Behind each of the global numbers of children and adults dying each day because of a preventable and treatable communicable disease is a person. As you read this, a child in the Western Highlands of Papua New Guinea is dying because there are no appropriate antibiotics at hand in the district health center to cure his pneumonia. Another child in the Eastern African country of Zambia is lying ill because of resistant malaria treated inappropriately; treatment options are limited and combination therapy is too expensive. Recently in the United States an adult with multi-drug resistant tuberculosis triggered a public health emergency in the East Coast, primarily because treatment options for his disease are limited and other people may get infected. In the human family, we are all interconnected, and with globalization, the same person with resistant TB in the United States could spread it the next day in Asia, and vice versa.

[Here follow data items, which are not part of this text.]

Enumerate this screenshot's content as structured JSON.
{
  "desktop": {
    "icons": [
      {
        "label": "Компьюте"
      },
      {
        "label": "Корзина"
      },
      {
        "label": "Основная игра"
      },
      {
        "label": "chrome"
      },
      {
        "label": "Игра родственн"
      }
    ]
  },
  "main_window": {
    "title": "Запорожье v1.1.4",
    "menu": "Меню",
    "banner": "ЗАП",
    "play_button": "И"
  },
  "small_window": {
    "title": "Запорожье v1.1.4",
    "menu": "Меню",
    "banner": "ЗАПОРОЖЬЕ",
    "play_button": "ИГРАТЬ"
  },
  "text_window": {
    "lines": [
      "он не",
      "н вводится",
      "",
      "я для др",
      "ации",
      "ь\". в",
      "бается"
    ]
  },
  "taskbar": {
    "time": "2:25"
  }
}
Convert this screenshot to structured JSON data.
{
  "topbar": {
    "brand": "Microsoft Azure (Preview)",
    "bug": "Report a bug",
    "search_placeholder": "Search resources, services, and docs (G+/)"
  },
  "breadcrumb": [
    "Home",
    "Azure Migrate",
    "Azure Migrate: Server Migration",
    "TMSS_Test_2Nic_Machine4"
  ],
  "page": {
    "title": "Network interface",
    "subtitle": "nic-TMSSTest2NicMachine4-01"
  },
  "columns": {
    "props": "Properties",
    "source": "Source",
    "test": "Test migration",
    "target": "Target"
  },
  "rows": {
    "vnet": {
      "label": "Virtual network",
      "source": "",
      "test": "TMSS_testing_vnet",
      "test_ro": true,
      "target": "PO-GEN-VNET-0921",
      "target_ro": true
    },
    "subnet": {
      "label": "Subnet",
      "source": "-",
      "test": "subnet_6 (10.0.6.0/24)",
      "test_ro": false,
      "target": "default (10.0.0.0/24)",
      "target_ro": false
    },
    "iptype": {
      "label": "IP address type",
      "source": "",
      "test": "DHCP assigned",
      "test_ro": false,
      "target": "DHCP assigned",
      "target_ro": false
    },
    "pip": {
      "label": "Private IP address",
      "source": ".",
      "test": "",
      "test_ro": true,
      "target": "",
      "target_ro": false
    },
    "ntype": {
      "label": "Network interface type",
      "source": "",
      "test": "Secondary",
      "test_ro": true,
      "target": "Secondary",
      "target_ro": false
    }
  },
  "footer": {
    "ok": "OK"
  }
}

According to the Global Forum for Health Research, 90 percent of the US $70 billion per year devoted to health research and development was spent on diseases afflicting rich countries while only 10 percent was spent on diseases uniquely afflicting poor countries. But, the diseases afflicting the poor are mostly public goods, in that controlling them is non-rival, non-exclusive, and they have large externalities. Therefore, market mechanism alone cannot be relied on to address the inequities in efforts to control those diseases. Research and development is one area where external players with legitimacy could intervene to tackle such public goods.

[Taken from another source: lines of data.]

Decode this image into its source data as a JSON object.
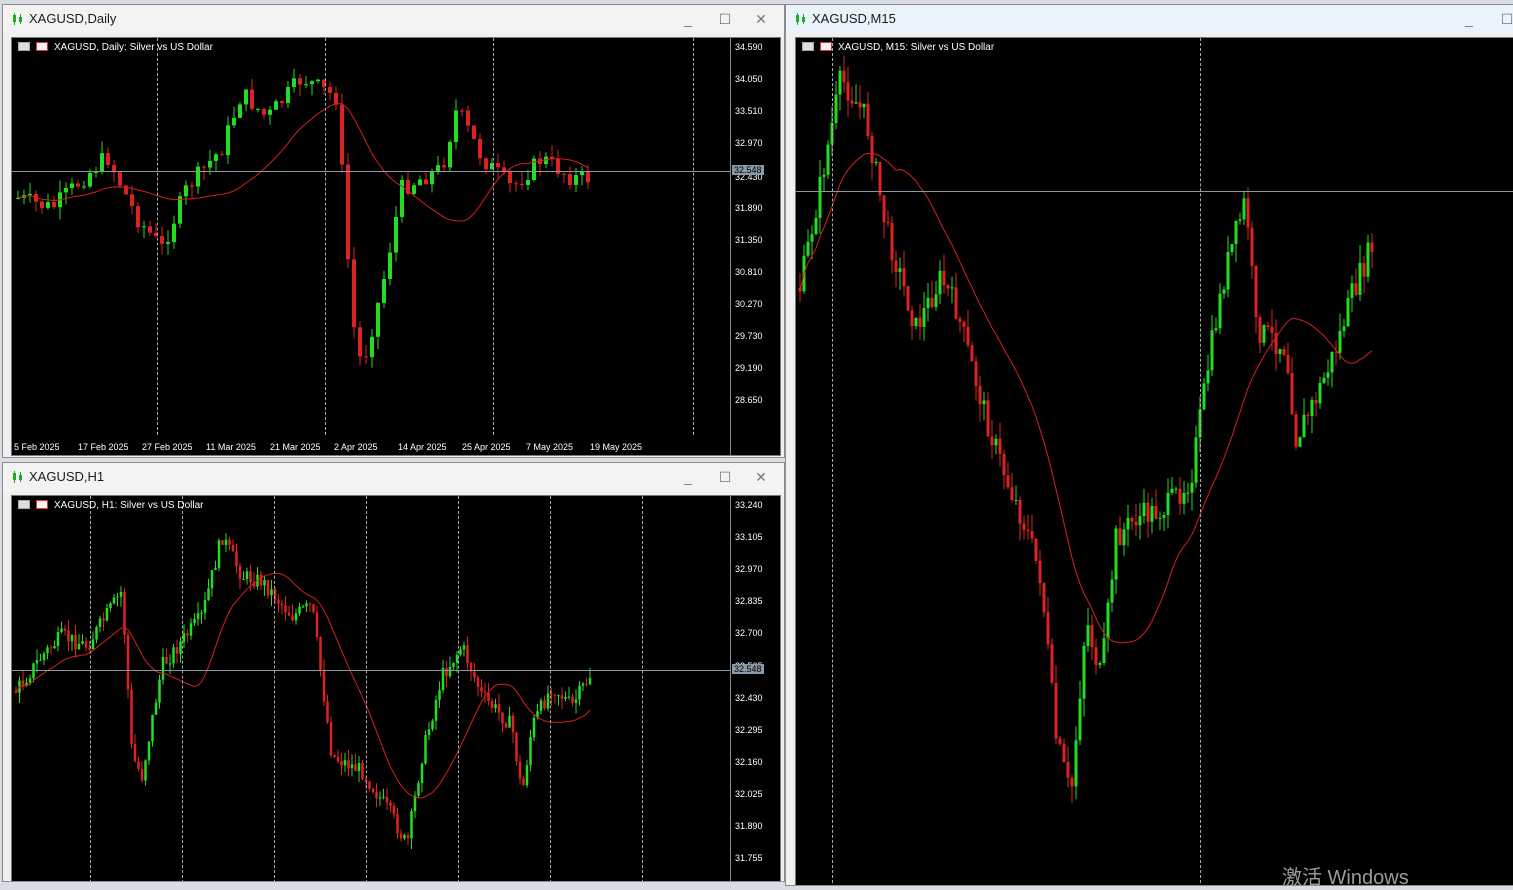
{
  "colors": {
    "bull": "#22dd22",
    "bear": "#dd2222",
    "ma": "#d42020",
    "bg": "#000000"
  },
  "windows": {
    "daily": {
      "title": "XAGUSD,Daily",
      "label": "XAGUSD, Daily:  Silver vs US Dollar",
      "price_tag": "32.548",
      "axis_ticks": [
        "34.590",
        "34.050",
        "33.510",
        "32.970",
        "32.430",
        "31.890",
        "31.350",
        "30.810",
        "30.270",
        "29.730",
        "29.190",
        "28.650"
      ],
      "date_labels": [
        "5 Feb 2025",
        "17 Feb 2025",
        "27 Feb 2025",
        "11 Mar 2025",
        "21 Mar 2025",
        "2 Apr 2025",
        "14 Apr 2025",
        "25 Apr 2025",
        "7 May 2025",
        "19 May 2025"
      ]
    },
    "h1": {
      "title": "XAGUSD,H1",
      "label": "XAGUSD, H1:  Silver vs US Dollar",
      "price_tag": "32.548",
      "axis_ticks": [
        "33.240",
        "33.105",
        "32.970",
        "32.835",
        "32.700",
        "32.565",
        "32.430",
        "32.295",
        "32.160",
        "32.025",
        "31.890",
        "31.755"
      ]
    },
    "m15": {
      "title": "XAGUSD,M15",
      "label": "XAGUSD, M15:  Silver vs US Dollar"
    }
  },
  "watermark": "激活 Windows"
}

The priority review voucher scheme proposed in the article by David Ridley et al. provides an elegant solution to part of the incentive problem that will help address the market failure related to the neglected diseases. It will potentially help tilt the balance in allocation of the R&D dollars towards finding treatments for the neglected diseases. Not surprisingly, the United States Senate passed the Amendment to the FDA Act on May 9, 2007 to allow the tradeable priority review voucher for developers of drugs for the neglected diseases. This offers an important example, where academic research informs public policy and results in legislative action for the public good. The implication is not limited to the U.S., but it extends to potentially help the children of Africa, Asia, and other parts of the world. Beyond the priority review voucher scheme, additional instruments will be required in addressing the issue of inequity in product development for the neglected diseases. Public financing for research targeted towards those diseases could be increased, public-private partnership arrangements at the national and global level could be further promoted to create synergy and focus additional resources towards these neglected diseases. By helping to address the neglected diseases that affect poor people elsewhere, the developed world is making its own homes safer. This is enlightened self-interest.